Popieram zakaz aborcji, ponieważ każdy ma prawo w życiu popróbować alkoholu”,
ponoć w te słowy wypowiadał się papież w encyklice „lelum, polelum”. Fajny
żart, ale mówmy na temat, czyli dlaczego chciałbym napisać cos pozytywnego. No
jak to dlaczego?, bo poczułbym się dumnym. Czekam więc kiedy ten wszawy rząd i
jego partia utopi się sam w swoim bagiennym populizmie, bo na Wałesę nie mam co
liczyć, mimo że gniewnie straszy Kaczyńskiego pistoletem na który zresztą ma
pozwolenie. Też żart oczywiście. Właśnie chciałbym z tęsknoty za dobrem
ojczyzny cośkolwiek pozytywnego napisać. Miałem nadzieję że o sporcie, którego
jestem pasjonatem. Okazuje się, że też nie, bo piłkarze doszczętnie zbłaźnili
się w Rosji na mistrzostwach świata, zajmując ostatnie miejsce, a do tego nasza
prawdziwa chluba sportu pani Irena Szewińska opuściła nasz świat żywych w
tumanach hejtów wywlekających jej pochodzenie żydowskie oraz leningradzkie
miejsce urodzenia. To takie prawdziwie polskie, chamskie, kretyńskie, świńskie,
nadzwyczaj katolickie, a dokładniej psie. Pisowcy stawiają na swoim wbrew prawu
całego świata. Wyrzucają każdego kto jest nie z nimi. Doświadczyła tego pani
pierwsza prezes Sądu Najwyższego, profesor Małgorzata Gersdorf. W jej obronie
wyszły na ulice setki tysięcy Polaków w całym kraju. No i co z tego powiadają
władze. Jest demokracja, mogą się zbierać gdzie i kiedy chcą. Na razie do nich
strzelać nie będziemy, na razie, ale gniew ludu rośnie z dnia na dzień. Premier,
krzywousty kłamczuszek zawodowy z prawdziwą nieprzyjemnością, jeno z obowiązku
jeździ do Strasburga albo Brukseli i z miną klauna bredzi o demokracji w Polsce
powodując uśmiechy politowania wśród parlamentarzystów Europy. Powiela w ten
sposób słynny wynik debaty Szydło 27:1. Prezes w swoim pokoju mu klaszcze i już
gotów udać się na lotnisko z kwiatami. Wbrew mimo wszystko obowiązującej
Konstytucji rozwalili polskie prawo, zniszczyli Puszczę Białowieską, rozwalili
Trybunał Konstytucyjny, sadowiąc wśród profesorów prawa magisterkę Przyłębską,
rozwalili też Krajową Radę Sądownictwa. W tej chwili ich „kornik” zaczyna żreć
Sąd Najwyższy.
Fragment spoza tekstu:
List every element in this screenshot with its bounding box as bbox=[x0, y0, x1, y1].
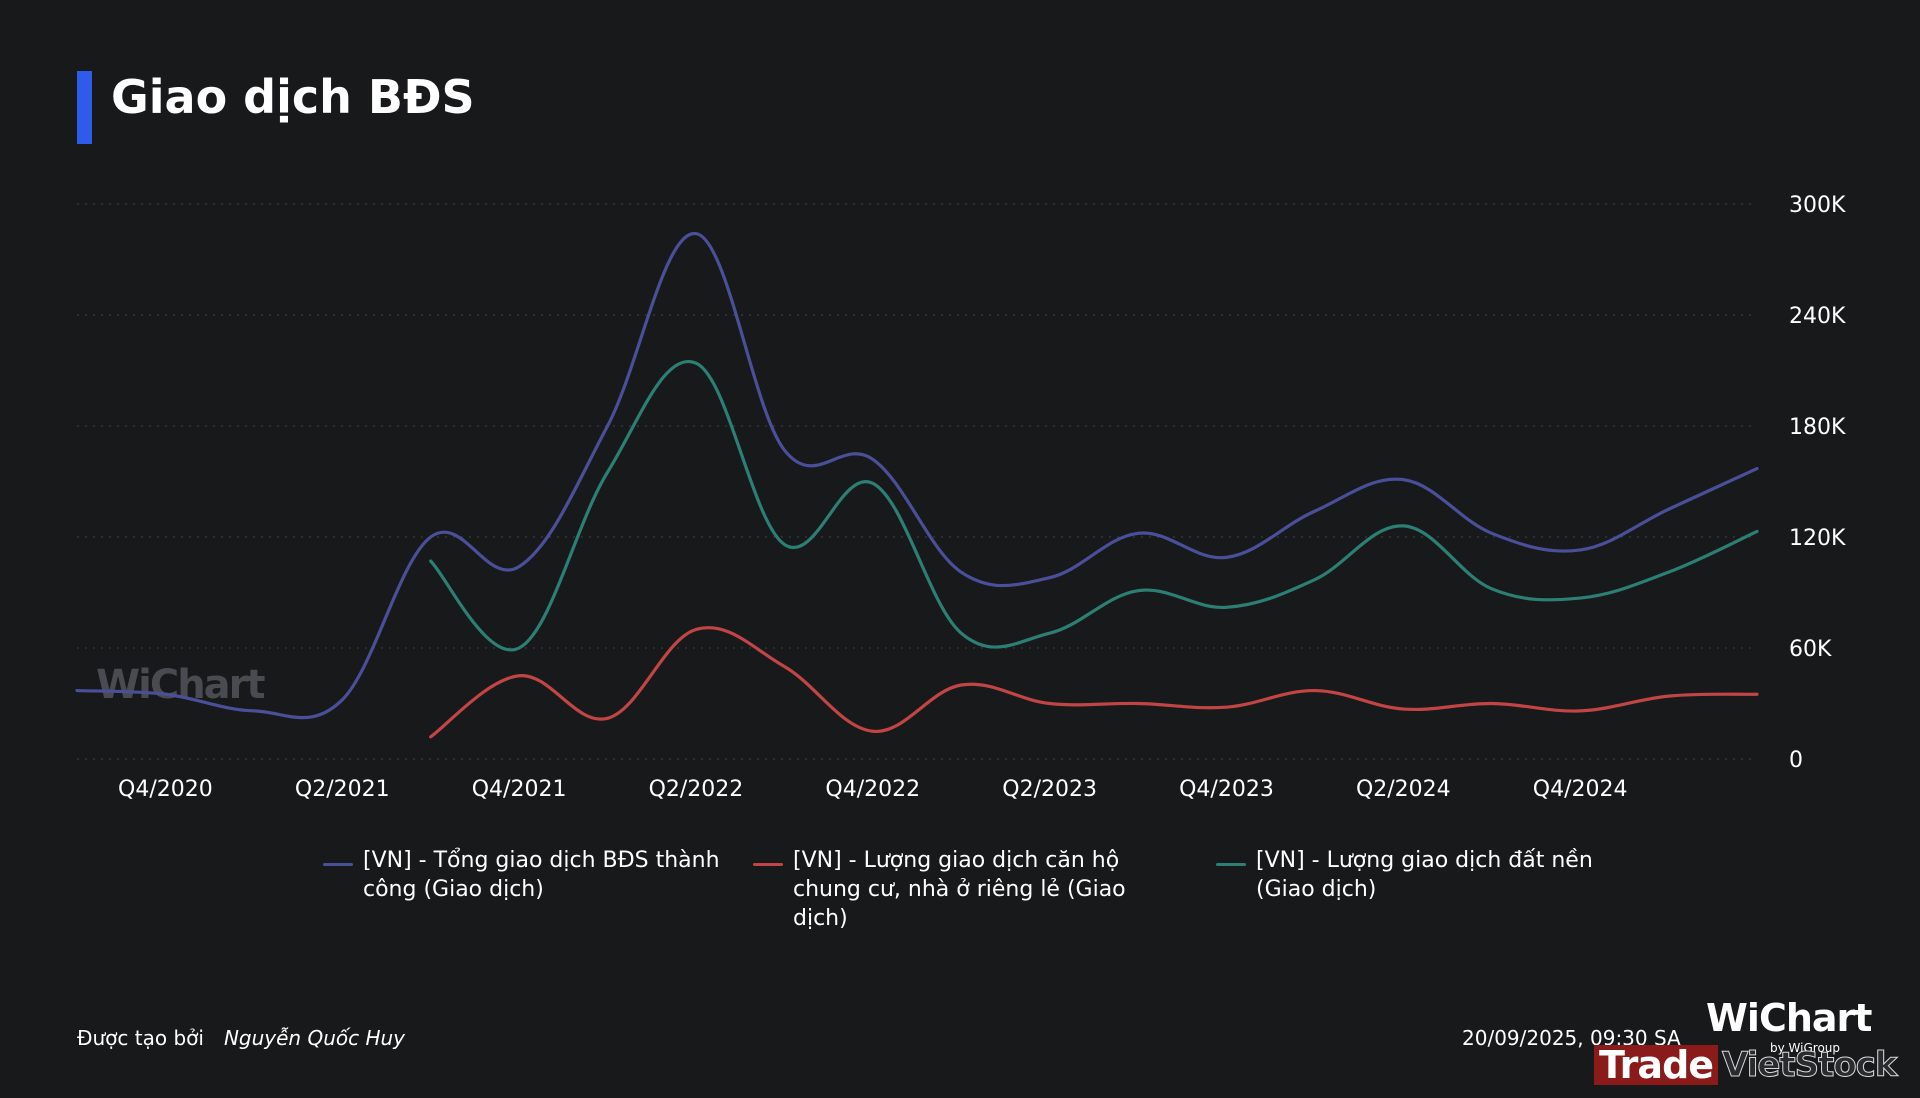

Ziobro wyrzucił ponad stu prezesów sądów powszechnych, sadowiąc
na ich miejscu swoich miernych ale bardzo wiernych. Służba zdrowia zanika. Media
państwowe są zatrute jadem pisowskim. Liberalne media ze strachem oczekują
likwidacji lub przejęcia, bo cała władza jest już prawie w rękach kaczych. Wyborców kupuje się ochłapami z kasy głównej
dzielonej między swoich i Kościół. Wszystkie kierownicze stanowiska spółek
Skarbu Państwa są obsadzone przez członków PiS. Pensje i nagrody w kwotach
dziesiątek tysięcy złotych nie należą do rzadkości. Zadłużenie Polski wobec
banków zagranicznych sięga już bilionów złotych, a może i euro, bo te
informacje są okryte tajemnicą. No więc podpowiedzcie mi Państwo, gdzie ja mam
szukać optymizmu. Gdzie mam wydłubać nitkę z której można by upleść pozytywny
materiał informacyjny.
Nie znajdę, bo z samych kłamstw nie tylko historycznych,
ale i współcześnie osadzonych, głoszonych przez premiera, prezydenta i całej
tej hordy przydupasów nie da się nic dobrego napisać. A tymczasem dramat się
zacznie gdy Polska zostanie ukarana przez Trybunał Sprawiedliwości w
Luksemburgu. Gdy za każdy dzień zwłoki w naprawie prawa trzeba będzie zapłacić
setki tysięcy euro kary. Do tego z powodu braku praworządności, z naszego kraju
zaczną się wycofywać inwestorzy europejscy i światowi. Wybaczcie więc, proszę.Amen.
Email:tonizar67@wp.pl.
Obrazki:FB.
Email:tonizar67@wp.pl.
Obrazki:FB.
Zgadzam się ze słowami wypowiedzianymi przez papieża no i przez autora bloga odnośnie aborcji. Jestem za a nawet przeciw. Urban.
OdpowiedzUsuńCo tu dużo gadac. Dno a pod nim jeszcze jedno dno.
OdpowiedzUsuńPyta pan KIEDY. Patrząc na te rydzykowe roztańczone tłumy w Czestochowie powiem. NIGDY. AaaA
OdpowiedzUsuńAppreciate this post. Will try it out.